Access control test: The DU makes an access request to the DO’s data resource and invokes the CheckAccess() method of the DACC to perform permission detection. The DACC checks user attributes from four aspects: misbehavior verification, time verification, permission verification, and attribute matching. If the detection passes, the data resource will be returned to the DU, as shown in Figure 14. Figure 15 shows the result of the DU being punished as a malicious visitor by the blockchain network for sending frequent access requests.

6.3.2. Performance Testing

To test the performance of the SDACS, we designed two sets of experiments to demonstrate the impact of the number of concurrent requests by multi-threaded clients on the system’s smart contracts’ throughput and transaction latency. The experiments set that all simulated user requests have data access and read permissions, and the access policies and requests in each access control scheme were the same. The range of concurrent requests was from 0 to 1000. Then, the average throughputs of smart contracts are disclosed in Figure 16.
Read operations have higher throughput than write operations. For write operations, after the data location is found based on the data index value, a historical version of the old data needs to be generated for strict verification and accurate tracing. As can be seen from Figure 16a, the throughput of DeletePolicy() and QueryPolicy() in the APMC was higher than that of AddPolicy() and UpdatePolicy(). Figure 16b illustrates that the throughput of GetMisbehavior() and AccessData() in the DACC was higher than that of AddMisbehavior(). As shown in Figure 16c, the throughput of GetData() in the DRMC was higher than AddData().
When the number of concurrent requests was less than 300, the average throughput increased as the number of concurrent requests increased. Upon reaching approximately 300 concurrent requests, the system’s throughput stabilized. This is because the resource utilization of the blockchain reached saturation, but the transactions of a single node will not be affected.
Figure 16b shows that the throughput of AccessData() in the DACC was lower than other smart contracts that focus on read operations. The data access control contract of the SDACS system calls smart contracts named APDC, DRMC, and APMC, meaning that calling another smart contract in a smart contract will reduce the system performance and the overall throughput of the network.
Figure 17 shows how the average transaction latency of the system changed with the number of concurrent requests. We can see that when the number of concurrent accesses was greater than 200, the average transaction latency of the system had little relationship with the number of concurrent requests. The latency of read operations on access policy, misbehavior, and data resource was smaller than the latency of write operations. As noted from the graphs, the latency range for read operations was between 0 and 0.7 s, and for write operations between 8 and 11 s. Read operations are more reliable than write operations because they do not involve complex operations, such as data copying and consensus confirmation.

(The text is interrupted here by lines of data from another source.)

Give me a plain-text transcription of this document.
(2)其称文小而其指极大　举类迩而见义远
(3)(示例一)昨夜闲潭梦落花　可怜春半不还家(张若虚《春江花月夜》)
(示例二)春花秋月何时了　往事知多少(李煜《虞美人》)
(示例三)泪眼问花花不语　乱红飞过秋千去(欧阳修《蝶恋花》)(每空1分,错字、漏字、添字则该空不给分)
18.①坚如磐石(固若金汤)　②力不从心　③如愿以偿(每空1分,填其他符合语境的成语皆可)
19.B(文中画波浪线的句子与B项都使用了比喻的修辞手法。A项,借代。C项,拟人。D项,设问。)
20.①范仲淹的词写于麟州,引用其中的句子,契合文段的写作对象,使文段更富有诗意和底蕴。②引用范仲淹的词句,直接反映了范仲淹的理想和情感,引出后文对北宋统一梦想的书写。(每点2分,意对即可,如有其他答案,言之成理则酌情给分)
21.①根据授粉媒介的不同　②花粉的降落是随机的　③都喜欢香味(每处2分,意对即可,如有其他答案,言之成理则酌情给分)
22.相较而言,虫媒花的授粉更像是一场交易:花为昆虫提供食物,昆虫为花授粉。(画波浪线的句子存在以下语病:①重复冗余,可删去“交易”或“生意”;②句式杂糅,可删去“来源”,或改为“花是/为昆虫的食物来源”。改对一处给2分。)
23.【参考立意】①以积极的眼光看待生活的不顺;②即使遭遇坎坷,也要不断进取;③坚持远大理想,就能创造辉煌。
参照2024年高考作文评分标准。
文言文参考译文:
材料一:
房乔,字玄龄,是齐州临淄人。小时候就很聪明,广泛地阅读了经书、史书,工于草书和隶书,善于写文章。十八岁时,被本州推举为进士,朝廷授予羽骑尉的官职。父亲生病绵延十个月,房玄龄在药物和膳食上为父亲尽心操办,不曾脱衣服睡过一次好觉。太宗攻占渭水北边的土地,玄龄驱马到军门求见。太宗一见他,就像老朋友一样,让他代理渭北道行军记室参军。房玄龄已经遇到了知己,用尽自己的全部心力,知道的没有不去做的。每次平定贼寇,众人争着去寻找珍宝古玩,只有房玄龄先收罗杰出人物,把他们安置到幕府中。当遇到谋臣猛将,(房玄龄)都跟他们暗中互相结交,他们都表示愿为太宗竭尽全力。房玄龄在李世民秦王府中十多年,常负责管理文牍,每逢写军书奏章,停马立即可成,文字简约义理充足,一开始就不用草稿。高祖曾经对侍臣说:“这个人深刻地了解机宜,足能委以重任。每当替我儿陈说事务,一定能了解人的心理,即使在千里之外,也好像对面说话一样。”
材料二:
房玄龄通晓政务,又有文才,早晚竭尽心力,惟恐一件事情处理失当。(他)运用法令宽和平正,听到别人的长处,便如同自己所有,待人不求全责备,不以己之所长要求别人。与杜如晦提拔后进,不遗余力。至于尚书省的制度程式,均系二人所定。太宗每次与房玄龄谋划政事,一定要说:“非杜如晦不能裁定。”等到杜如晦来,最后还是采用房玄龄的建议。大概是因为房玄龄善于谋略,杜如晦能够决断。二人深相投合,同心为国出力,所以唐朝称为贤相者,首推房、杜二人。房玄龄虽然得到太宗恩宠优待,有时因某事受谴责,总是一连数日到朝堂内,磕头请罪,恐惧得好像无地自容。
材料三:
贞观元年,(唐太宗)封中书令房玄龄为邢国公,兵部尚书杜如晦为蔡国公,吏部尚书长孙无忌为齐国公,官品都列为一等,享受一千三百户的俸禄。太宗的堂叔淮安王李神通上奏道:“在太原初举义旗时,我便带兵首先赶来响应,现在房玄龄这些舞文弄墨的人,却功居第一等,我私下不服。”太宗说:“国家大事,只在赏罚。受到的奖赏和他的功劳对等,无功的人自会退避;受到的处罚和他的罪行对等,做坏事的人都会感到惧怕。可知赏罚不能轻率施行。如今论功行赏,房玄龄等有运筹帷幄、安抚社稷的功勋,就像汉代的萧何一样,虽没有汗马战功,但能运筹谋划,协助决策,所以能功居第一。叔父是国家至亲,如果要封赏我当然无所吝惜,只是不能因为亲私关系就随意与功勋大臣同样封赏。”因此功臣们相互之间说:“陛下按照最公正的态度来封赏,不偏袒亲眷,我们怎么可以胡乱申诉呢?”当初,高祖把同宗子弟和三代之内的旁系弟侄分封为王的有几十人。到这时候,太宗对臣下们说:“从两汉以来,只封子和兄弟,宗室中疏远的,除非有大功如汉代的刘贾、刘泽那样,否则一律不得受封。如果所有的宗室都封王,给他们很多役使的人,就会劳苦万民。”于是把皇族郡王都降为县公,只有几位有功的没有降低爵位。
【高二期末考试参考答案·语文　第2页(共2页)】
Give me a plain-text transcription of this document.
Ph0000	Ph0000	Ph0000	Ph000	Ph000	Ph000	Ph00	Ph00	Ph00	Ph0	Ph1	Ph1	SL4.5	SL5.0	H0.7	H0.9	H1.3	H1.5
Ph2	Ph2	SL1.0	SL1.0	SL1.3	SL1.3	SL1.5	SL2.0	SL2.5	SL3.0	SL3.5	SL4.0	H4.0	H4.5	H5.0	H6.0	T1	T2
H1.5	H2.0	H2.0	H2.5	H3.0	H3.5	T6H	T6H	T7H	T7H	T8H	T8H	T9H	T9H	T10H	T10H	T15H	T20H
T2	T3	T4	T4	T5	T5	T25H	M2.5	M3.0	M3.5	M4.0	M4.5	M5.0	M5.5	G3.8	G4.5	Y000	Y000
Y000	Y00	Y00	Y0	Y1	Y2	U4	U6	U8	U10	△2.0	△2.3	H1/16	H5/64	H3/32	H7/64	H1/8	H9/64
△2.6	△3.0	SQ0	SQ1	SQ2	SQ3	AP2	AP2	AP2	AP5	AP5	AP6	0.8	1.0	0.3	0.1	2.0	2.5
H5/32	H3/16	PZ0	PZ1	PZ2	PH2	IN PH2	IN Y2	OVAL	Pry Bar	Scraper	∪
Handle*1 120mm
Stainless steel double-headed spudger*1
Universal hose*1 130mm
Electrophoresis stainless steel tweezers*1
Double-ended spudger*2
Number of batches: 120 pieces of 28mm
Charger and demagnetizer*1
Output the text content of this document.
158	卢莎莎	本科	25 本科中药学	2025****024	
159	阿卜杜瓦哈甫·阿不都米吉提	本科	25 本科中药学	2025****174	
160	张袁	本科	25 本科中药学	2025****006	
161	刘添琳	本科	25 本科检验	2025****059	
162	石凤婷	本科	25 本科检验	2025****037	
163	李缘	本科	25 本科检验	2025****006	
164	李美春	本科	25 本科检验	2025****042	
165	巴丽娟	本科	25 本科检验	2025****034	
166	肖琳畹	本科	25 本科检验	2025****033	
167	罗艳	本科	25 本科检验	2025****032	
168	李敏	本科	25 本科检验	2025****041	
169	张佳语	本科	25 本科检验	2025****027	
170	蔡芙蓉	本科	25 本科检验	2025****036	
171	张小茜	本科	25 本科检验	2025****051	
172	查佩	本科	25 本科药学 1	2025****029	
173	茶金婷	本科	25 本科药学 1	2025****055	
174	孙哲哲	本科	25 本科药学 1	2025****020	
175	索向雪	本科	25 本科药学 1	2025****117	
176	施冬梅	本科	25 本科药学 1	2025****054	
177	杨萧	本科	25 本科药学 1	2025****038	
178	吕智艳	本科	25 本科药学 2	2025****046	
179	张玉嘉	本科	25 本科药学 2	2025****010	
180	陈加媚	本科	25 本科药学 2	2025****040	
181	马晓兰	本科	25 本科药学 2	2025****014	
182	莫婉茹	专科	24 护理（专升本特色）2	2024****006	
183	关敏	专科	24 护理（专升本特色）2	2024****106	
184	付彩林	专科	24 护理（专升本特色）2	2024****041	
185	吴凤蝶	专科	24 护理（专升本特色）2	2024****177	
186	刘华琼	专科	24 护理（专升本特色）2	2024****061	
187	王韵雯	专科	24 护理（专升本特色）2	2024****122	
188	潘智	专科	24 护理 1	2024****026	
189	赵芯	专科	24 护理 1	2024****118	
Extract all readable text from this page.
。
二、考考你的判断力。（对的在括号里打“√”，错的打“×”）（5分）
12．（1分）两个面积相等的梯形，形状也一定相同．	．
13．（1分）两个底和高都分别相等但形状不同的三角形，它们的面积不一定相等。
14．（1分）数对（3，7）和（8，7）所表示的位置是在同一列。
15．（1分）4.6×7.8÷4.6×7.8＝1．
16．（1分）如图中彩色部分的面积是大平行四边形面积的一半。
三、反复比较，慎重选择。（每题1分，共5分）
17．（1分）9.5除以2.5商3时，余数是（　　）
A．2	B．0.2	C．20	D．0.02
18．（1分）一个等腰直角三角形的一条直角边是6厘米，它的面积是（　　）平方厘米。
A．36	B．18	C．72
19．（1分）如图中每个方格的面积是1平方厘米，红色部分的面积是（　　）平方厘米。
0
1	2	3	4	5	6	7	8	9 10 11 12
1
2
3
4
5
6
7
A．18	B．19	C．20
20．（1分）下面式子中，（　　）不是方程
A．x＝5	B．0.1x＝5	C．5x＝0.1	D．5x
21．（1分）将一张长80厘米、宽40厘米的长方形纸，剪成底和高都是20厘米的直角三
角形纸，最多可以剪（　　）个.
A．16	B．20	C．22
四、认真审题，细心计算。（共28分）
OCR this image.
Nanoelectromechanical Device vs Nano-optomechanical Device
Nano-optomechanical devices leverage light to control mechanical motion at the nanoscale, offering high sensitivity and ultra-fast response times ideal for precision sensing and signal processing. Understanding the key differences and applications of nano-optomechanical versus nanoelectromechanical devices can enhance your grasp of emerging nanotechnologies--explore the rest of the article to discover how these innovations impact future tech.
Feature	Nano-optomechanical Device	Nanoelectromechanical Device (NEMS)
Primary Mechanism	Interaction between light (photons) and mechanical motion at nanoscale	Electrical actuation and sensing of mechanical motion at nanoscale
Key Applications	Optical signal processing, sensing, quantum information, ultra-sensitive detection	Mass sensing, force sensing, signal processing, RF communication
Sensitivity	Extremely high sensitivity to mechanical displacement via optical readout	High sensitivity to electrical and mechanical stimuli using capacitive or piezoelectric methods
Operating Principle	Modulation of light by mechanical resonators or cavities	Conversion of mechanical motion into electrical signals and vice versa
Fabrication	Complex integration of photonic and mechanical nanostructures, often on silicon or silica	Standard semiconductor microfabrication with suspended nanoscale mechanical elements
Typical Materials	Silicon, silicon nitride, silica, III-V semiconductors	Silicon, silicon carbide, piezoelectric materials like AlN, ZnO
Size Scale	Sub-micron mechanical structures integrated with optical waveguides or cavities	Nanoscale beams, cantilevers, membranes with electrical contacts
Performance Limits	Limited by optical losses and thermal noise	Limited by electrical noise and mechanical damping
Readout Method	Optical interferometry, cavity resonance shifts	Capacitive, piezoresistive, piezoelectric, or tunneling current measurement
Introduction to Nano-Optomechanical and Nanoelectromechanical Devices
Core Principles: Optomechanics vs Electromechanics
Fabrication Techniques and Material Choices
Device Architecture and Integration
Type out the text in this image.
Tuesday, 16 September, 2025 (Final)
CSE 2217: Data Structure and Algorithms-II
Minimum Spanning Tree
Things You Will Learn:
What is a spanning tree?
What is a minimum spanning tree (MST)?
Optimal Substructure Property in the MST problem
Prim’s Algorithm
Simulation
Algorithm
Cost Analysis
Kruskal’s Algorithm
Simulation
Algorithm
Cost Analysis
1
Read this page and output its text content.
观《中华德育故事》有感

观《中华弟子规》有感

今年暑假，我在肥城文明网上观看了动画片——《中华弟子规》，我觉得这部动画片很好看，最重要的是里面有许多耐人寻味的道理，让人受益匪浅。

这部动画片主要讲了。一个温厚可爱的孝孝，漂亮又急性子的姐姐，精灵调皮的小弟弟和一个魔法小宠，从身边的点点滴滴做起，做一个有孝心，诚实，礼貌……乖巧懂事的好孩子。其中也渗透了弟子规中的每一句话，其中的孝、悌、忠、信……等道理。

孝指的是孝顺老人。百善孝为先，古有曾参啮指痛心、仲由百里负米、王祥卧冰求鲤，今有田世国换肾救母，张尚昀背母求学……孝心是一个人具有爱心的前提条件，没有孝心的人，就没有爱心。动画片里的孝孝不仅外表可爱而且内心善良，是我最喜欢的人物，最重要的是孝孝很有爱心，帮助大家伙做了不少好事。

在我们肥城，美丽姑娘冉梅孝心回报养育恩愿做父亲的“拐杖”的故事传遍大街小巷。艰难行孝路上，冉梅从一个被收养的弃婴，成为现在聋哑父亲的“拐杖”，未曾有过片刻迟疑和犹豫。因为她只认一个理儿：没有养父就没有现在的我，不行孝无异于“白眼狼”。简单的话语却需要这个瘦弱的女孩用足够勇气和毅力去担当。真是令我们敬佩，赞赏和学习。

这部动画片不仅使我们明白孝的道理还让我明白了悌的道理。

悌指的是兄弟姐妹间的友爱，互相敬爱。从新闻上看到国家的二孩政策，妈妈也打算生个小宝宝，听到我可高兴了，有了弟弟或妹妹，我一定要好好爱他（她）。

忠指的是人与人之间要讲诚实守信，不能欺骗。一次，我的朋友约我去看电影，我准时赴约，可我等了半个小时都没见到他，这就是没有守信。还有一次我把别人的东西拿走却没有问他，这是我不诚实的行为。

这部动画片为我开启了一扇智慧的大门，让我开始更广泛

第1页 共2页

7. Conclusions and Future Work

In this study, we established a secure, dynamic, fine-grained IoT data storage and sharing scheme by combining off-chain message authentication transmission and on-chain access control permission verification, named SDACS. For malicious visitors, we proposed a punishment mechanism to impose corresponding behavior restrictions on the user through a misbehavior list. To achieve secure large-scale data storage, our scheme encrypts data and stores it in the IPFS. In addition, we proposed a lightweight, certificateless authentication protocol to minimize the disclosure of identity information and ensure the privacy of the off-chain message sharing process.
We used Hyperledger Fabric and Python to build and implement the proposed scheme, ensuring that only authorized data users can access the data. We also conducted extensive experiments to evaluate the performance of SDACS. Experimental results proved that our scheme has obvious advantages in tamper resistance, fast authentication, and minimum risk of privacy leakage. Additionally, it is suitable for scenarios where multi-party data are securely and efficiently shared in the IoT. In the future, we still need to conduct research on program improvement. For example, we can consider introducing zero-knowledge proof technology in the attribute matching process of data users, so that no information about attributes will be revealed during the permission verification process, thereby achieving a higher level of privacy protection.

Author Contributions

Conceptualization, methodology, software, validation, formal analysis, writing—original draft preparation, Q.G.; investigation, resources, data curation, Z.W. and X.W.; visualization, supervision, writing—review and editing, J.Z., X.Z. and X.Y.; project administration, funding acquisition, Y.L. and L.D. All authors have read and agreed to the published version of the manuscript.

Funding

This research was supported by the Fund of State Key Laboratory of Information Photonics and Optical Communications, Beijing University of Posts and Telecommunications, Grant No. IPOC2021ZZ03, the National Key R&D Program of China, Grant No. 2021YFB3101900, the Pre-Research Project, Grant No. 31511130201, and the Information System Engineering Key Laboratory Project, Grant No. 6142101210207.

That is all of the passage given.